Ilustración de un anzuelo de phishing robando un formulario de inicio de sesión en un portátil, junto a un símbolo de alerta

Recibes un correo del banco: tu cuenta se ha bloqueado por actividad sospechosa, tienes que verificarla ahora mismo. El logo es idéntico, el tono es el de siempre, hasta el pie de página legal parece calcado. Haces clic, entras tu usuario y tu contraseña en una página que se ve exactamente igual que la de tu banco… y en ese momento, sin que pase nada raro en pantalla, se las acabas de regalar a un desconocido.

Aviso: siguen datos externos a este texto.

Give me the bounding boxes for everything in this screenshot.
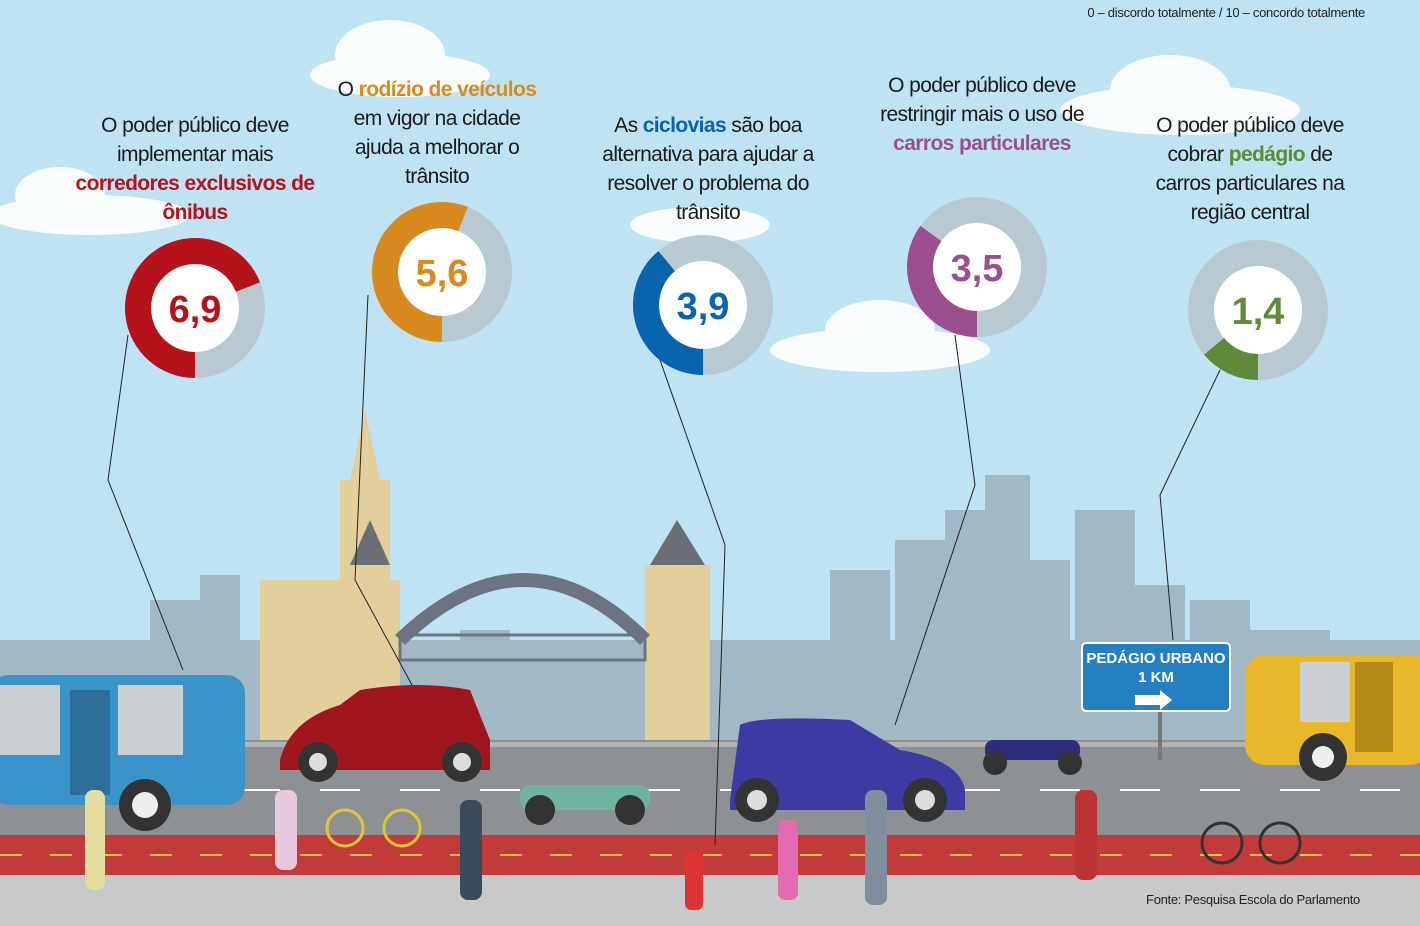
- sign-text: PEDÁGIO URBANO: [1086, 650, 1226, 667]
- value-label: 3,5: [951, 248, 1004, 290]
- title-text: em vigor na cidade ajuda a melhorar o tr…: [354, 107, 521, 188]
- sign-text: 1 KM: [1138, 669, 1174, 686]
- donut-title: As ciclovias são boa alternativa para aj…: [598, 111, 818, 227]
- source: Fonte: Pesquisa Escola do Parlamento: [1146, 892, 1360, 907]
- value-label: 1,4: [1232, 291, 1285, 333]
- donut-title: O rodízio de veículos em vigor na cidade…: [332, 75, 542, 191]
- title-highlight: rodízio de veículos: [359, 78, 537, 101]
- value-label: 3,9: [677, 286, 730, 328]
- yellow-bus: [1245, 655, 1420, 781]
- donut-title: O poder público deve cobrar pedágio de c…: [1140, 111, 1360, 227]
- donut-title: O poder público deve restringir mais o u…: [872, 71, 1092, 158]
- title-text: O poder público deve restringir mais o u…: [880, 74, 1084, 126]
- title-highlight: ciclovias: [643, 114, 726, 137]
- title-highlight: pedágio: [1229, 143, 1305, 166]
- title-text: As: [614, 114, 637, 137]
- value-label: 6,9: [169, 289, 222, 331]
- title-highlight: carros particulares: [893, 132, 1071, 155]
- page: PEDÁGIO URBANO 1 KM 6,9 5,6 3,9 3,5 1,4 0 – …: [0, 0, 1420, 926]
- title-text: O poder público deve implementar mais: [101, 114, 289, 166]
- donut-title: O poder público deve implementar mais co…: [75, 111, 315, 227]
- title-text: O: [338, 78, 354, 101]
- scale-note: 0 – discordo totalmente / 10 – concordo …: [1087, 5, 1365, 20]
- value-label: 5,6: [416, 253, 469, 295]
- title-highlight: corredores exclusivos de ônibus: [76, 172, 315, 224]
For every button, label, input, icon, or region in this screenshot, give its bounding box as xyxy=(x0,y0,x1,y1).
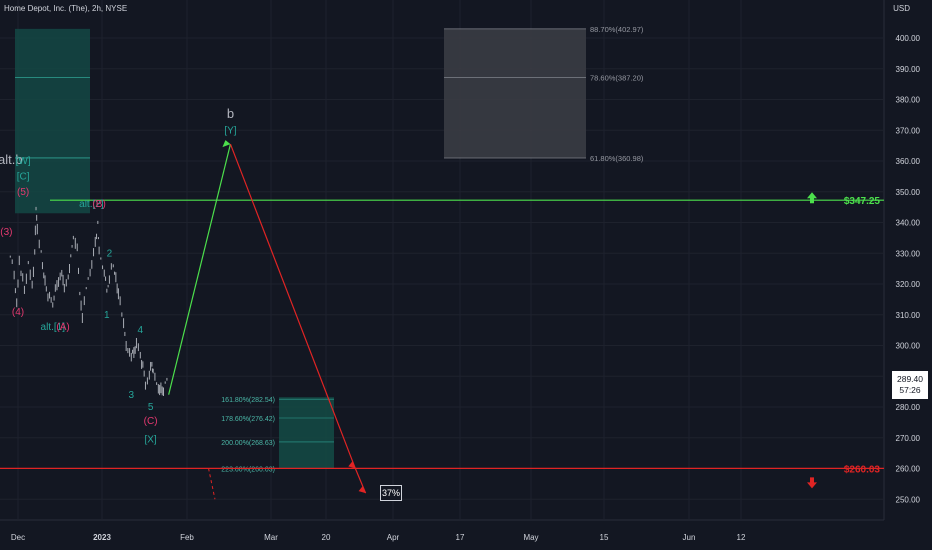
fib-level-label: 61.80%(360.98) xyxy=(590,154,644,163)
fib-target-zone-lower xyxy=(279,397,334,469)
wave-label: alt.[1] xyxy=(41,322,66,333)
wave-label: b xyxy=(227,106,234,121)
wave-label: (3) xyxy=(0,227,12,238)
wave-label: 4 xyxy=(138,325,144,336)
probability-badge: 37% xyxy=(380,485,402,501)
x-tick-label: May xyxy=(523,533,538,542)
x-tick-label: Feb xyxy=(180,533,194,542)
current-price-value: 289.40 xyxy=(897,374,923,384)
y-tick-label: 260.00 xyxy=(896,465,921,474)
price-series xyxy=(9,206,168,396)
arrow-down-icon xyxy=(807,477,817,489)
y-tick-label: 380.00 xyxy=(896,96,921,105)
y-tick-label: 280.00 xyxy=(896,403,921,412)
y-tick-label: 340.00 xyxy=(896,219,921,228)
chart-title: Home Depot, Inc. (The), 2h, NYSE xyxy=(4,4,128,13)
wave-label: 1 xyxy=(104,310,110,321)
y-tick-label: 390.00 xyxy=(896,65,921,74)
y-tick-label: 370.00 xyxy=(896,126,921,135)
wave-label: 2 xyxy=(107,248,113,259)
fib-level-label: 200.00%(268.63) xyxy=(221,440,275,447)
x-tick-label: 17 xyxy=(456,533,465,542)
wave-label: [W] xyxy=(16,156,31,167)
fib-level-label: 78.60%(387.20) xyxy=(590,73,644,82)
wave-label: [C] xyxy=(17,171,30,182)
y-tick-label: 310.00 xyxy=(896,311,921,320)
y-tick-label: 320.00 xyxy=(896,280,921,289)
wave-label: (B) xyxy=(92,199,105,210)
x-tick-label: Mar xyxy=(264,533,278,542)
current-price-badge: 289.40 57:26 xyxy=(891,370,929,400)
key-level-label: $260.03 xyxy=(844,464,881,475)
x-tick-label: Jun xyxy=(683,533,696,542)
projection-up-line xyxy=(168,143,232,395)
y-tick-label: 330.00 xyxy=(896,249,921,258)
y-tick-label: 250.00 xyxy=(896,495,921,504)
wave-label: (A) xyxy=(56,322,69,333)
x-tick-label: 2023 xyxy=(93,533,111,542)
projection-alt-dashed xyxy=(208,468,216,500)
y-tick-label: 360.00 xyxy=(896,157,921,166)
wave-label: (C) xyxy=(144,416,158,427)
x-tick-label: 12 xyxy=(737,533,746,542)
wave-label: 3 xyxy=(129,390,135,401)
fib-target-zone-upper xyxy=(444,28,586,158)
wave-label: [Y] xyxy=(224,125,236,136)
fib-level-label: 161.80%(282.54) xyxy=(221,397,275,404)
projection-down-arrowhead xyxy=(348,461,356,469)
fib-level-label: 178.60%(276.42) xyxy=(221,416,275,423)
projection-up-arrowhead xyxy=(222,140,231,148)
x-tick-label: Apr xyxy=(387,533,400,542)
y-tick-label: 350.00 xyxy=(896,188,921,197)
currency-label: USD xyxy=(893,4,910,13)
fib-level-label: 223.60%(260.03) xyxy=(221,466,275,473)
y-tick-label: 270.00 xyxy=(896,434,921,443)
projection-down-arrowhead xyxy=(358,486,366,494)
x-tick-label: 20 xyxy=(322,533,331,542)
target-zone-upper-left xyxy=(15,28,90,214)
y-tick-label: 400.00 xyxy=(896,34,921,43)
y-tick-label: 300.00 xyxy=(896,342,921,351)
x-tick-label: Dec xyxy=(11,533,25,542)
wave-label: alt.b xyxy=(0,152,23,167)
wave-label: alt.[2] xyxy=(79,199,104,210)
bar-countdown-timer: 57:26 xyxy=(899,385,921,395)
key-level-label: $347.25 xyxy=(844,196,881,207)
wave-label: (4) xyxy=(12,307,24,318)
wave-label: [X] xyxy=(144,434,156,445)
wave-label: (5) xyxy=(17,187,29,198)
x-tick-label: 15 xyxy=(600,533,609,542)
fib-level-label: 88.70%(402.97) xyxy=(590,25,644,34)
arrow-up-icon xyxy=(807,192,817,204)
wave-label: 5 xyxy=(148,402,154,413)
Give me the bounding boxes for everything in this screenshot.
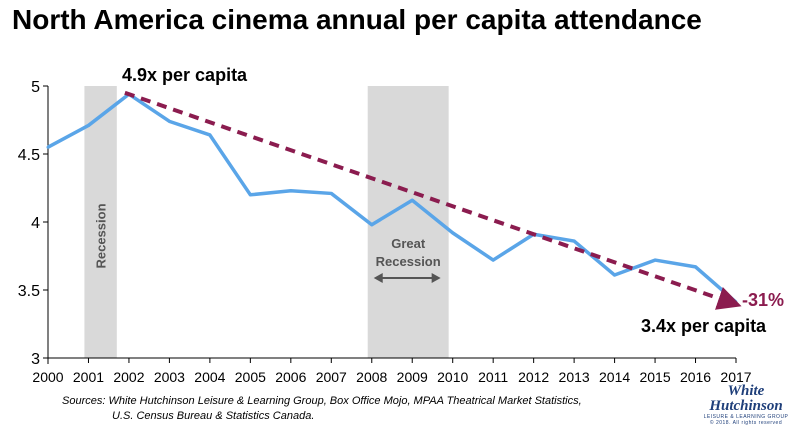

Eso es el phishing: no un virus, no un fallo técnico, sino una página web falsa diseñada para que tú mismo entregues tus datos. Y en 2026 es mucho más difícil de detectar de lo que crees, porque las señales que nos enseñaron a buscar (faltas de ortografía, diseños cutres) casi han desaparecido.

Lo que vas a aprender

  1. Qué es exactamente el phishing y por qué sigue funcionando
  2. ¿Por qué seguimos cayendo en páginas web falsas?
  3. Las señales en la URL que casi nadie mira
  4. Por qué el candado HTTPS ya no es garantía de nada
  5. El phishing ya no tiene faltas de ortografía: así lo hace la IA ahora
  6. Quishing y smishing: el phishing que no llega por email
  7. Los canales por los que llega una página web falsa
  8. Qué hacer si ya has hecho clic
  9. Preguntas frecuentes

Qué es exactamente el phishing y por qué sigue funcionando

El phishing consiste en hacerse pasar por una entidad de confianza (tu banco, tu universidad, un servicio que usas a diario) para conseguir que introduzcas tus credenciales en una página que no es la real. No hace falta engañar a un ordenador, solo a una persona durante los dos segundos que tarda en escribir su contraseña sin fijarse bien en la barra de direcciones. Por el camino, esa página falsa puede llegar a ver mucho más de lo que crees, algo que ya explicamos al hablar de qué puede ver realmente una página web.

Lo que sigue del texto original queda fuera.